Harry P. Erba, MD, PhD: I’m going to put myself on the spot here with this panel of experts and say when I have a patient for whom I’ve done the entire evaluation—bone marrow, everything—and I cannot find a cause of a relatively mild erythrocytosis, usually, I will recommend a baby aspirin, but I would not phlebotomize and I definitely wouldn’t give cytotoxic therapy. Is that what you do as well?
Mary Frances McMullin, MD, FRCP, FRCPath: And follow-up.
Harry P. Erba, MD, PhD: Follow-up, yes, very important. They stay in my clinic, absolutely.
Ruben A. Mesa, MD, FACP: Again, good common sense in terms of the clinic. One, I definitely do believe there are individuals who have a mutation-negative work-up who truly still have PV. Perhaps being at a reference center, I see a higher number of these, even after we’ve done all of the other testing. You’re right; there still is always a little uncertainty with these. I’d say I particularly try to avoid any sort of cytotoxic therapy in these individuals. Phlebotomy is maybe a bit more phenotype-dependent as being a more benign therapy.
Harry P. Erba, MD, PhD: Jamile, why don’t you talk about this disease. Does it progress into anything else?
Jamile M. Shammo, MD, FASCP, FACP: Because it’s a chronic disease, and because progression perhaps happens over a long period of time, the patients may not necessarily have a great deal of symptoms to report to their physician. I think one of the most important features is to monitor the development of anemia, and obviously, most of those patients may end up being on a cytoreductive therapy. The question there: Is that due to drug or is that because of development of myelofibrosis? I find, over time, you start to reduce the doses of cytoreductive therapy and reduce the doses of Hydrea. I think that’s very important, potentially a first sign of disease progression.

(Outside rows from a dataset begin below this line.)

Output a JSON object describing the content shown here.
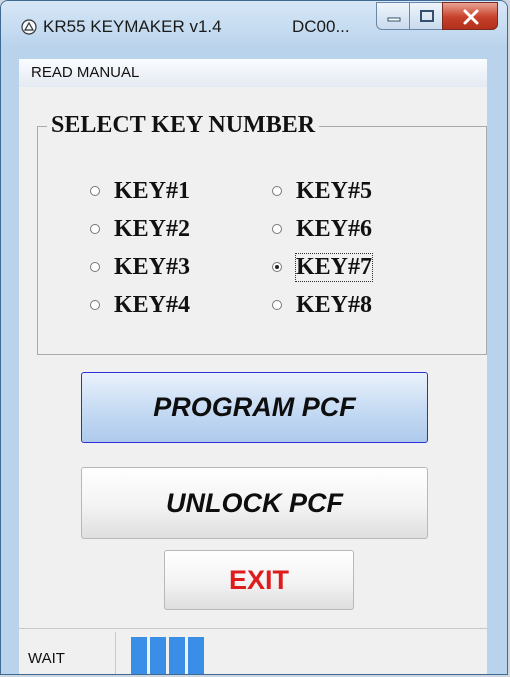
{
  "window": {
    "title": "KR55 KEYMAKER v1.4",
    "subtitle": "DC00...",
    "controls": {
      "minimize_icon": "minimize-icon",
      "maximize_icon": "maximize-icon",
      "close_icon": "close-icon"
    }
  },
  "menu": {
    "items": [
      {
        "label": "READ MANUAL"
      }
    ]
  },
  "key_group": {
    "label": "SELECT KEY NUMBER",
    "options": [
      {
        "label": "KEY#1",
        "checked": false
      },
      {
        "label": "KEY#2",
        "checked": false
      },
      {
        "label": "KEY#3",
        "checked": false
      },
      {
        "label": "KEY#4",
        "checked": false
      },
      {
        "label": "KEY#5",
        "checked": false
      },
      {
        "label": "KEY#6",
        "checked": false
      },
      {
        "label": "KEY#7",
        "checked": true
      },
      {
        "label": "KEY#8",
        "checked": false
      }
    ],
    "selected": "KEY#7"
  },
  "buttons": {
    "program": "PROGRAM PCF",
    "unlock": "UNLOCK PCF",
    "exit": "EXIT"
  },
  "status": {
    "text": "WAIT",
    "progress_segments_filled": 4
  },
  "colors": {
    "exit_text": "#e01b1b",
    "progress_fill": "#3a8ee6",
    "program_border": "#2b2fd8"
  }
}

Then the other thing is, obviously we need to monitor the symptoms, and we have a symptom expert here, Dr Mesa, as to spleen-related symptoms, constitutional symptoms, and also the percentage of blasts in the peripheral blood. If someone starts to have 2%, 3%, 4%, 5%, obviously that would be something that may be indicative of disease progression. We need to continue to monitor those patients pretty frequently and capture their symptomatology and signs of splenomegaly.
Harry P. Erba, MD, PhD: How common is it for PV to progress into AML [acute myeloid leukemia]?
Jamile M. Shammo, MD, FASCP, FACP: Acute evolution from PV directly to AML is extremely rare. I think I read something about 4%, perhaps. The more likely scenario is people go to myelofibrosis, and then from myelofibrosis, go to acute leukemia. The rate of myelofibrosis at about 10 years is about 10%.